How to enjoy: Try a spinach-and-raspberry salad.
Almonds are thought to help lower high cholesterol, which in turn slashes heart disease risk. But walnuts are brimming with alpha-linolenic acid (ALA), the plant-based omega-3 fat that not only helps prevent heart disease but may boost brain function, memory, and mood. One serving, about 14 shelled walnut halves, provides 2.5 grams of omega-3s—a smart amount for daily intake.
Bonus: A Loma Linda University study found that the omega-3s in walnuts may lower cholesterol more effectively than those found in salmon.
How to enjoy: Substitute walnuts for pine nuts in fresh pesto, sprinkle them on top of an apple-and-caramelized-onion pizza, or add them to oatmeal, dry cereal, or salad.
Here’s why red may be the new black when it comes to beans: The phytochemicals found in most beans are believed to protect against cancer and heart disease—and red beans have the highest amounts.
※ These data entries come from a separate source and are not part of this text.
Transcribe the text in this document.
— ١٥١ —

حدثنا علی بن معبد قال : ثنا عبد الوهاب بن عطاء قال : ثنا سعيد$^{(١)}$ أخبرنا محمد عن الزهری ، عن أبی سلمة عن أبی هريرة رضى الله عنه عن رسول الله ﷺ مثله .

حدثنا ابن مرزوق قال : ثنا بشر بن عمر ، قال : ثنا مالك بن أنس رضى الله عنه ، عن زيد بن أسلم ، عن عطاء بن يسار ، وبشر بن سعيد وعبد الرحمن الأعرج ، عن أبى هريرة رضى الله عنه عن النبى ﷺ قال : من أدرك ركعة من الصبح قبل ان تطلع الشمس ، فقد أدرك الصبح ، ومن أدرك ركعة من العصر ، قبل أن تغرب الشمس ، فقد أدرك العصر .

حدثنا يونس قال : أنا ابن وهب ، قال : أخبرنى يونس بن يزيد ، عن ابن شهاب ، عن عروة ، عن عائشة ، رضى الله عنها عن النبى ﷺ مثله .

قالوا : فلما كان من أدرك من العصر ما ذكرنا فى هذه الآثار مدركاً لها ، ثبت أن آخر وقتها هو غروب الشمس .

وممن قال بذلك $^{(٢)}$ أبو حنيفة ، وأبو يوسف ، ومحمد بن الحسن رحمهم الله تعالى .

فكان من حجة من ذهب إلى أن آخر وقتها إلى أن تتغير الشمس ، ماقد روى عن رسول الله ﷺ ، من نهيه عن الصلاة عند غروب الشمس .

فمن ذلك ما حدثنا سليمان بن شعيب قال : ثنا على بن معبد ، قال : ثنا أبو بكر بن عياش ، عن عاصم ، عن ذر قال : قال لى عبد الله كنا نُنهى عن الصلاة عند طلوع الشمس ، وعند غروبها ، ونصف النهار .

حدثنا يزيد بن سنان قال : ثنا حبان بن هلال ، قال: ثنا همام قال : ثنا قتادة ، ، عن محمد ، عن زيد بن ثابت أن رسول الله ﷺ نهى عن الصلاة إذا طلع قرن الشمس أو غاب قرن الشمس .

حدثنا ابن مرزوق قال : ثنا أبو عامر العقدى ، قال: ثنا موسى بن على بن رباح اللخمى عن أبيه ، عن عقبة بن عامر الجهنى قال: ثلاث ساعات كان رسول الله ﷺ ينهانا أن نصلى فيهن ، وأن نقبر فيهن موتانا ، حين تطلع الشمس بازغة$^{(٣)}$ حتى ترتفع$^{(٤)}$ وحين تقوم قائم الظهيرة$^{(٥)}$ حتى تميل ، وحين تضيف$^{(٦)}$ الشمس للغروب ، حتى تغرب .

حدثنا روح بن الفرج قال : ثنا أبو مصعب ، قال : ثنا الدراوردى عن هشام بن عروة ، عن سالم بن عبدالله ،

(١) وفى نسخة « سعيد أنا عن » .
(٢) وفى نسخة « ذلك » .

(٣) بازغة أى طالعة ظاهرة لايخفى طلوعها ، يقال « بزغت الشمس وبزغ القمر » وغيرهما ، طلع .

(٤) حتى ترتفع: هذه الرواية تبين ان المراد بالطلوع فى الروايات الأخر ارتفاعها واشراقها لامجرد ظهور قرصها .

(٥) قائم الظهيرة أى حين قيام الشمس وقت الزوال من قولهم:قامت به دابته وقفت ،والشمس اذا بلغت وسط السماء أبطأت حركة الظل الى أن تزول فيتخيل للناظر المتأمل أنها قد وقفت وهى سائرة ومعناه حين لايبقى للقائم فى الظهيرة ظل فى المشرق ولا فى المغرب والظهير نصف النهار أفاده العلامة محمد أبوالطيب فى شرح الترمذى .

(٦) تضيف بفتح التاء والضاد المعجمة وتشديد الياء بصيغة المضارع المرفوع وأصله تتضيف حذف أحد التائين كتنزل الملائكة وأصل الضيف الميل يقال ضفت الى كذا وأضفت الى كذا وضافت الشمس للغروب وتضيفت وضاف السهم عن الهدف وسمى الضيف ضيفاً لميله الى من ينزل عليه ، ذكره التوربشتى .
They also have three times the antioxidants of black beans and are number one in antioxidants among 100 foods recently ranked by the U.S. Department of Agriculture.
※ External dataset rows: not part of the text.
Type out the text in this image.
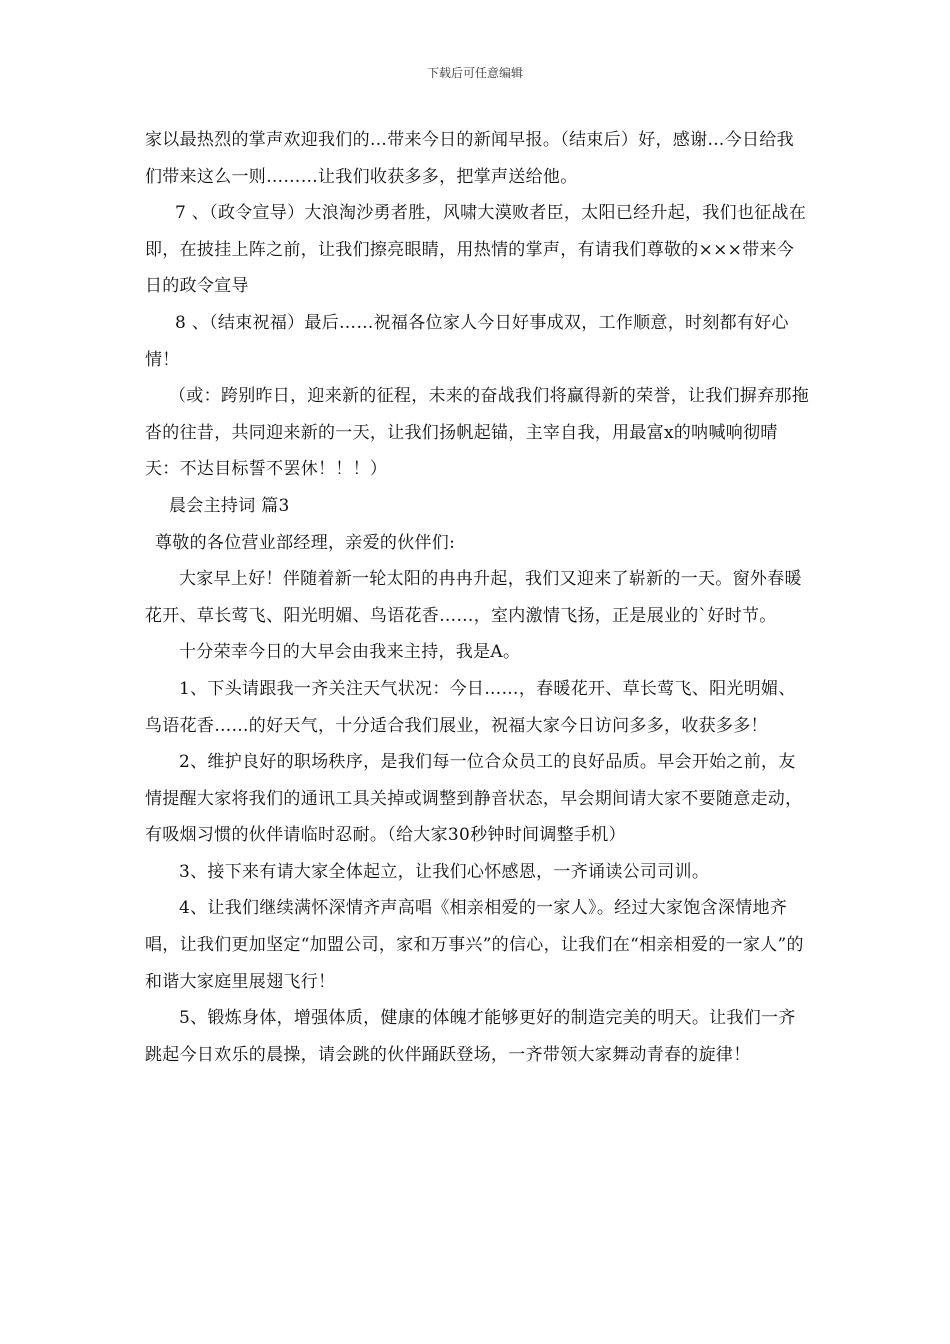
下载后可任意编辑

家以最热烈的掌声欢迎我们的…带来今日的新闻早报。（结束后）好，感谢…今日给我们带来这么一则………让我们收获多多，把掌声送给他。

7 、（政令宣导）大浪淘沙勇者胜，风啸大漠败者臣，太阳已经升起，我们也征战在即，在披挂上阵之前，让我们擦亮眼睛，用热情的掌声，有请我们尊敬的×××带来今日的政令宣导

8 、（结束祝福）最后……祝福各位家人今日好事成双，工作顺意，时刻都有好心情！

（或：跨别昨日，迎来新的征程，未来的奋战我们将赢得新的荣誉，让我们摒弃那拖沓的往昔，共同迎来新的一天，让我们扬帆起锚，主宰自我，用最富x的呐喊响彻晴天：不达目标誓不罢休！！！）

晨会主持词 篇3

尊敬的各位营业部经理，亲爱的伙伴们:

大家早上好！伴随着新一轮太阳的冉冉升起，我们又迎来了崭新的一天。窗外春暖花开、草长莺飞、阳光明媚、鸟语花香……，室内激情飞扬，正是展业的`好时节。

十分荣幸今日的大早会由我来主持，我是A。

1、下头请跟我一齐关注天气状况：今日……，春暖花开、草长莺飞、阳光明媚、鸟语花香……的好天气，十分适合我们展业，祝福大家今日访问多多，收获多多！

2、维护良好的职场秩序，是我们每一位合众员工的良好品质。早会开始之前，友情提醒大家将我们的通讯工具关掉或调整到静音状态，早会期间请大家不要随意走动，有吸烟习惯的伙伴请临时忍耐。（给大家30秒钟时间调整手机）

3、接下来有请大家全体起立，让我们心怀感恩，一齐诵读公司司训。

4、让我们继续满怀深情齐声高唱《相亲相爱的一家人》。经过大家饱含深情地齐唱，让我们更加坚定“加盟公司，家和万事兴”的信心，让我们在“相亲相爱的一家人”的和谐大家庭里展翅飞行！

5、锻炼身体，增强体质，健康的体魄才能够更好的制造完美的明天。让我们一齐跳起今日欢乐的晨操，请会跳的伙伴踊跃登场，一齐带领大家舞动青春的旋律！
Bonus: Red beans are a good source of iron and folate, key nutrients for women of childbearing age. And like all beans, they’re high in gut-healthy, weight-controlling fiber.
How to enjoy: For a quick and tasty cold-bean salad, toss canned red beans with chopped celery and scallions, olive oil, and red wine vinegar.
Bored with spinach? Consider switching to Swiss chard. “It’s a fabulous brain food, helpful in fighting Alzheimer’s and improving mental function,” Dr. Jampolis says. A Tufts University study found a strong association between a higher intake of B-vitamin-rich foods—like chard—and decreased risk of cognitive decline. Swiss chard is also a good source of vitamin E and folate, nutrients believed to protect the brain.
Bonus: Swiss chard is rich in lutein, a carotenoid that helps protect against age-related macular degeneration.
How to enjoy: Chop chard, and saute it in olive oil. Or add finely chopped Swiss chard to soups or omelets.
Sure, salmon’s loaded with omega-3s for heart and brain health. But sardines—rich in omega-3s, too—are a more sustainable choice than salmon, which is becoming overfished, Neville says. And they’re low in mercury.
Bonus: Sardines are a great source of vitamin D, a key nutrient that experts say most of us lack in sufficient amounts. Getting more D may boost mood, lower risks of heart disease and cancer, and shore up the immune system.
How to enjoy: Top a pizza or salad with sardines. Or toss chopped sardines with minced onion and Dijon mustard; enjoy on whole-grain crackers.
Tomatoes are rich in lycopene, a pigment that may reduce your risk for heart disease and ovarian and cervical cancers, Neville says. But one cup of juicy, sweet watermelon serves up more than twice the lycopene (7.8 milligrams) of a fresh tomato.
Bonus: Watermelon offers healthy amounts of vitamins A and C, and it has just 40 calories per cup.
How to enjoy: Toss a watermelon-feta-and-arugula salad. Or sprinkle chile powder on chilled watermelon slices.
If your favorite dark chocolate treat boosts your mood—but you hate its fat and calories—have a handful of pumpkinseeds instead, Dr. Jampolis says. “Like chocolate, they’re a good source of the amino acid tryptophan, which is a mood elevator—nature’s healthy Prozac.”
Bonus: An ounce serves up 150 milligrams of immune system– and bone-strengthening magnesium, about half of your daily requirement.
How to enjoy: Buy pumpkinseeds in bulk, and toss them into salads and soups. Or add unsalted, raw seeds to the tops of muffins before baking.